Quickfire Science - World's Tiniest Film

02 May 2013
Posted by Pete Skidmore.

You might have seen this week that researchers at the computing company IBM have entered the Guinness Book of World Records. They've created the world's smallest movie about a boy befriending and playing with an atom. But the actors in this 90-second clip are carbon monoxide molecules. 

Here's your Quickfire Science about how the film was made from Naked Scientists Elena Teh and Pete Skidmore.

Pete - The movie was made by moving carbon monoxide molecules one at a time across a couple of surface.

Elena - The molecules were moved with a scanning tunnelling microscope which magnified them 100 million times.
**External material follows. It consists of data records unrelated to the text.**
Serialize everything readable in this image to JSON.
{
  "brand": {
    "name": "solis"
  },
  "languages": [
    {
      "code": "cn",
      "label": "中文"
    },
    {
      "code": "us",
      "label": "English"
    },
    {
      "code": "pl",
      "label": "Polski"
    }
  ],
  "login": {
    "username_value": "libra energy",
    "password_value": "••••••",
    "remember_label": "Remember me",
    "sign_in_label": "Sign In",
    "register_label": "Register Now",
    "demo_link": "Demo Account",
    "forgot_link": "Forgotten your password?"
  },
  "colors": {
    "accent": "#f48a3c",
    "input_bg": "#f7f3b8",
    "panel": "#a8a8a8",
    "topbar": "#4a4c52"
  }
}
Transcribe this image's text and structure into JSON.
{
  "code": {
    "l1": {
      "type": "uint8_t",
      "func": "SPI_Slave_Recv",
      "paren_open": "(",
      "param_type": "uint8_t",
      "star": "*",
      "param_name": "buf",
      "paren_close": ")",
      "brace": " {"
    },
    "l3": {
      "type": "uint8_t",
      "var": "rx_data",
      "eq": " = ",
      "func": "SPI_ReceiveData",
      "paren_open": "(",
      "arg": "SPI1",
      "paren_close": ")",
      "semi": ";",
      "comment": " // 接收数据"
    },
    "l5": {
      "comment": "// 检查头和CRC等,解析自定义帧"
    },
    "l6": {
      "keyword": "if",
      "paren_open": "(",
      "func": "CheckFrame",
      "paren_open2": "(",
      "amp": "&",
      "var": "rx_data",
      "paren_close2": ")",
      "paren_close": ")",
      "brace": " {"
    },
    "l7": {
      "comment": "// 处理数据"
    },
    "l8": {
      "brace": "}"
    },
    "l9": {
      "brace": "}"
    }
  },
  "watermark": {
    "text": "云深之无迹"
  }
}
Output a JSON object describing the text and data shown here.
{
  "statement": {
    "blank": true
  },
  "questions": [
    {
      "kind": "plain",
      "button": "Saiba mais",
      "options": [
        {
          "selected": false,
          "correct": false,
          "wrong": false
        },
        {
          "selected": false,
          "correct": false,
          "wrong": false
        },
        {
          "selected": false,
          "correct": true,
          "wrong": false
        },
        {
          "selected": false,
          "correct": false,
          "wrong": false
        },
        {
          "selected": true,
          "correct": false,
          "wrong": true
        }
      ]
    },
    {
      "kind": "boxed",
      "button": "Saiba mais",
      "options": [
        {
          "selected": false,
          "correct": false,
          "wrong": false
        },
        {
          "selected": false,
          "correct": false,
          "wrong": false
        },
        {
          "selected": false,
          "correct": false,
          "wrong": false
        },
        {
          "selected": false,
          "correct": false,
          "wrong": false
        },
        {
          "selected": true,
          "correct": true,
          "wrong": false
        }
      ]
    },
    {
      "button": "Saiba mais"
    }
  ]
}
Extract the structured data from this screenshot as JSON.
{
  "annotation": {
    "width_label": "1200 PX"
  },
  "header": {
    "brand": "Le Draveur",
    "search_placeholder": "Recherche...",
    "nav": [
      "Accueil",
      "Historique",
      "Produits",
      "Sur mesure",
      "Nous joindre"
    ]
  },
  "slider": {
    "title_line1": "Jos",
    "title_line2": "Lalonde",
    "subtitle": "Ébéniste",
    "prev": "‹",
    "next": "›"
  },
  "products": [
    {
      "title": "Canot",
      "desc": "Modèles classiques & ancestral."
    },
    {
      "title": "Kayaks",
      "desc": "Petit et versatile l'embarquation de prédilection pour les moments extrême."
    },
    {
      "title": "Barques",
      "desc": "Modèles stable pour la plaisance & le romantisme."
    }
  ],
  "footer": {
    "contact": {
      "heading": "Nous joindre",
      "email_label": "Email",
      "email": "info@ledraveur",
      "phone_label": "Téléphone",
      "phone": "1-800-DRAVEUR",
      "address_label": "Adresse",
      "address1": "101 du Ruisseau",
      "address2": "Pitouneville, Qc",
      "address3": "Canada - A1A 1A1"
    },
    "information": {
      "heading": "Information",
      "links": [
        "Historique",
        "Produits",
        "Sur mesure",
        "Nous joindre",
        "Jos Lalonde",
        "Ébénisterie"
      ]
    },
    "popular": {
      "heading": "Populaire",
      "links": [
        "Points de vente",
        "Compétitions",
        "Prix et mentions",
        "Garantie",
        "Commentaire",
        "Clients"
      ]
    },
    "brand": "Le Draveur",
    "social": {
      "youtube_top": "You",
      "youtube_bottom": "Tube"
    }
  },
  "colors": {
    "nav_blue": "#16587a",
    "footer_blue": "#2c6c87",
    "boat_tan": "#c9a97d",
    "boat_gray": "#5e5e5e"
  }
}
That's the equivalent of making an orange look the size of the earth.

Pete - Scanning tunnelling microscopes have a needle tip 1 atom wide which can be very delicately controlled to scan the surface of an object.

Elena - If the needle moves close enough to a molecule, the molecule will stick to it because the same force which makes gecko stick to walls, the Van der Waals force.

Pete - The molecule can then be dragged around to any location that the researchers choose.

Elena - During this process, the molecules were kept at minus 260 degrees centigrade to make sure they stayed still and didn't vibrate due to heat.

Pete - Once moved, the molecules stayed in their new position because they form chemical bonds with the copper atoms in the surface underneath.

Elena - The scientists then took an image of the molecules which made up each frame of the film.

Pete - Four scientists worked for 2 weeks to make the 90-second video.

Elena - Researchers hope that in the future, laying out atoms and molecules in different configurations can be used to store data more compactly.

Peter - This will work by using the molecules to replace the 0s and 1s in computer data.